Success! Webserver is working as expected. Now to create our static web app.

Create an index.html with your content.

Configure our app on Nginx:

The nginx config files are stored under /etc as usual but the /etc on termux is under /data/data/com.termux/files/usr/etc/. You can manually navigate here or create a sysmlink for easy access.

ln -s /data/data/com.termux/files/usr/etc/ ~/etc

Th symlink is created on our home dir.

Navigate to etc/nginx. And open nginx.conf in an editor and add the below server block to the end of the file.

server {
listen 8081;
server_name localhost;
#charset koi8-r;
#access_log logs/host.access.log main;

location / {
root /data/data/com.termux/files/home;
index index.html index.htm;
}
}

The root indicates the application path. You can change it accordingly.
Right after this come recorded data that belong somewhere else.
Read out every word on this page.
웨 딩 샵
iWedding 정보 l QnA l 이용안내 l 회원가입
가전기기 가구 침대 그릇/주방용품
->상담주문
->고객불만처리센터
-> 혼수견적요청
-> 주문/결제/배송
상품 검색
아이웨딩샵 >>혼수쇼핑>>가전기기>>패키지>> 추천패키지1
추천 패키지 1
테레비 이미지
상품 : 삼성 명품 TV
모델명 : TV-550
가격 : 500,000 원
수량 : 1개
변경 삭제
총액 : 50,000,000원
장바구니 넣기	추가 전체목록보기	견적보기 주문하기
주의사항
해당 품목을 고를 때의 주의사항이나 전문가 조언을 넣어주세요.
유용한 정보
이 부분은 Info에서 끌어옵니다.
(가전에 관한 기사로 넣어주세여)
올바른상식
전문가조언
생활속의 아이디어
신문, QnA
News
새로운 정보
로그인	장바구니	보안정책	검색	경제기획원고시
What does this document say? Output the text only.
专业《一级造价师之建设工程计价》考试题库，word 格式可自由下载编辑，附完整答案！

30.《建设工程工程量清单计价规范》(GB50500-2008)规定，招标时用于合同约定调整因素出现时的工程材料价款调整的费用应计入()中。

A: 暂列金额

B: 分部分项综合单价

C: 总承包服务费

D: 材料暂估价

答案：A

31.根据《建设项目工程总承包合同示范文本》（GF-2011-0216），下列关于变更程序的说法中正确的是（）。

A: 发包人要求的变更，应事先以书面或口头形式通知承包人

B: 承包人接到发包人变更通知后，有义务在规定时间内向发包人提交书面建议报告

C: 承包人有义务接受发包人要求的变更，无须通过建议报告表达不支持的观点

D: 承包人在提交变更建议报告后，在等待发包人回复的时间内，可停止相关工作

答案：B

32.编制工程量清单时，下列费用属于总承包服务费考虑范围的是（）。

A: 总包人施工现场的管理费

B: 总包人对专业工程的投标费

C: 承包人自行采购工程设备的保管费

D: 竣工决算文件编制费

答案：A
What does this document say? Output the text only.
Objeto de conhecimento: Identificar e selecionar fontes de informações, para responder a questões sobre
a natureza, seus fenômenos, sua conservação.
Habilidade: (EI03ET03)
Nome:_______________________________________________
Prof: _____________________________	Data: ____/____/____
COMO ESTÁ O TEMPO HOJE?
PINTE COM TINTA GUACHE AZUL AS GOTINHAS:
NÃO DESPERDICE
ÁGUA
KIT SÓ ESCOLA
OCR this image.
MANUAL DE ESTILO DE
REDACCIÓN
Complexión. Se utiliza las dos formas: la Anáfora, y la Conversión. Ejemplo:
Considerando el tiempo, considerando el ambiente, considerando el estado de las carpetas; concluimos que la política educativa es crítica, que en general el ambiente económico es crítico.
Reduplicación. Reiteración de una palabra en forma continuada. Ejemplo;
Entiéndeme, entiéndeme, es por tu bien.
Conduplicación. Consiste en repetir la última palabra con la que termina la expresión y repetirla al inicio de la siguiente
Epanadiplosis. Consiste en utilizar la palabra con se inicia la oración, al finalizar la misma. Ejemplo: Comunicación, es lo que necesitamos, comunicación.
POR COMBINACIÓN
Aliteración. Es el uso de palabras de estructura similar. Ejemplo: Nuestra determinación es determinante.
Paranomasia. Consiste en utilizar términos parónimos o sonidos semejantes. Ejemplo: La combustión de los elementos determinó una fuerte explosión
We can also verify the nginx config for syntax errors. Use the below command:

nginx -t

Alright, lets start Nginx and browse our application.

sv up nginx
Credit Unsplsash

There you go!

Additional steps:

Now that your app is successfully hosted, you might want to share with your friends but it can’t be shared as its on localhost. To expose it publicly we can use Pinggy tunnel to get public url.

Generating Public URL:

First install ssh client and then use pinggy to get url.

pkg install openssh
ssh -p 443 -R0:localhost:8081 a.pinggy.io

We got URL with TLS.

Note that this will expire in 60 mins, which is fine as this is just for fun.

If you wish to connect to your own domain, you can follow this tutorial:

https://androidblog.a.pinggy.io/

That’s all for this experiment. Thanks for reading it.